Well—it worked once before, when the deep thing came and found you, and led you out of your shame, by sharing its own with you—

—and with your lovely monster lending you strength beyond your own, its mind strong and gentle embracing your own and steadying your grasp of this strange new facility, you approach your captain's mind more closely, gentle and delicate and framing always the question, at every instant, may I? and as Hua's thoughts answer yes

—and once you're close enough, you let her see what you see—let her hear what you hear—coming off Quen as strongly as the shriek of agonized despair which is after all exactly what it is.

One time through, and one only. You would not subject her to more. And, in any case, one time through is all that's needed—she will either see by it what you hope to show her that way, or she will not, and in the latter case nothing further can be done, and one will die by the hand of the other, and both will suffer as long as they live because of it.

They need not. But it is not up to you.

You quietly withdraw, and leave your captain to whatever thoughts may be.

She doesn't take long. She doesn't need long. And that thought-thread of hers, central in the glowing tapestry woven by the minds around you—you found it brilliant before; now it is afire. It takes a moment to recall that the mind-sense is not sight—and that is why the Bitch's deck is not now brightly lit as under tropic noonday sun.

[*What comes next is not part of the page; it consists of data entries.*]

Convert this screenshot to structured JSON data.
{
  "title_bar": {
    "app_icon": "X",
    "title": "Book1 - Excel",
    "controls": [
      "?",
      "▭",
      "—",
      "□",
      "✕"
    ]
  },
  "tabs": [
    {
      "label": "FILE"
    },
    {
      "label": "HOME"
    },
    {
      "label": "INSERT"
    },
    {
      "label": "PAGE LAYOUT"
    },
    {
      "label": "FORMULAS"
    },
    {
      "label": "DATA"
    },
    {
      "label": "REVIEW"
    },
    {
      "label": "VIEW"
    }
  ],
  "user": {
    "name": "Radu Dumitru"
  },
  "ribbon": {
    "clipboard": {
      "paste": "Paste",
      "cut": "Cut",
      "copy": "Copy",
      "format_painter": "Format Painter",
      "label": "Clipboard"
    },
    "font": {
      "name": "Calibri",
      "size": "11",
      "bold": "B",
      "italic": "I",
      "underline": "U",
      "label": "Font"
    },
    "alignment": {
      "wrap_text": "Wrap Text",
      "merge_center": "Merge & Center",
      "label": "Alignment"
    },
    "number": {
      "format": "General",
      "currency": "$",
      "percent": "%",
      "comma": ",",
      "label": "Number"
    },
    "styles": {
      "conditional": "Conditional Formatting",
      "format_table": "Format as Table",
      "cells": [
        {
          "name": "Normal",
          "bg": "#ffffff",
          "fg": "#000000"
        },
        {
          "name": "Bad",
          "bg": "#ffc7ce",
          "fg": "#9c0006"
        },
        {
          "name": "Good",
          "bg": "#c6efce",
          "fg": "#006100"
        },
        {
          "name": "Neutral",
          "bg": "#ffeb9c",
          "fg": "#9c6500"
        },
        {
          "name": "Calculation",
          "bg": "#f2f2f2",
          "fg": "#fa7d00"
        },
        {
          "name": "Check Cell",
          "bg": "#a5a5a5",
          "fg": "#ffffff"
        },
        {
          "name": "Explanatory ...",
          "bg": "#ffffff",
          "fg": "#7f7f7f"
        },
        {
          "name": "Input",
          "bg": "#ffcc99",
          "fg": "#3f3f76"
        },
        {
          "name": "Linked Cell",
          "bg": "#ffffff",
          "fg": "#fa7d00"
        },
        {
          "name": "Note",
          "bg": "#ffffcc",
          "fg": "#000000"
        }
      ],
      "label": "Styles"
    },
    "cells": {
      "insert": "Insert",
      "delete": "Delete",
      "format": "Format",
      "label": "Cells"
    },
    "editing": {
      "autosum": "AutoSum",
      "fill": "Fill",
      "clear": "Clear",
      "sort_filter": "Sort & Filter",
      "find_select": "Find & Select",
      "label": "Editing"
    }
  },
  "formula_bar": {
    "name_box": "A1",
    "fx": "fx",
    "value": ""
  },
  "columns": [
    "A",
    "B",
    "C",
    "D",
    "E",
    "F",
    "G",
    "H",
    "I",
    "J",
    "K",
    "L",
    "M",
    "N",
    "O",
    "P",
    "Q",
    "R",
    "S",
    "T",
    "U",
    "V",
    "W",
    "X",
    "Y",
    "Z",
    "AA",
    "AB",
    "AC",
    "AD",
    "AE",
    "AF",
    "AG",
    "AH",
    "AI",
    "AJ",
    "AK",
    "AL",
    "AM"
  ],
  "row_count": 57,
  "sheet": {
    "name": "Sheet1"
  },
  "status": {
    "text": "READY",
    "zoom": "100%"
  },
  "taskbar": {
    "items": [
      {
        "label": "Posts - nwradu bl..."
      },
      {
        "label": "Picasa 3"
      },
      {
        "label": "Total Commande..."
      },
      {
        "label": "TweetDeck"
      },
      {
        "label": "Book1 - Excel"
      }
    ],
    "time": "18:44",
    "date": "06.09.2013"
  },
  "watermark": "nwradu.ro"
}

When your captain moves, she moves the way you did when you felt the deep thing's mind again. There is no thought to it, only resolve. She crosses the short distance between herself and Quen in three long strides, and heedless of Lu attending to the prisoner reaches down and around and behind and twines her fingers in the tall wolf woman's short ponytail and forces her head back hard, so that Quen has no choice but to look her captain in the eye.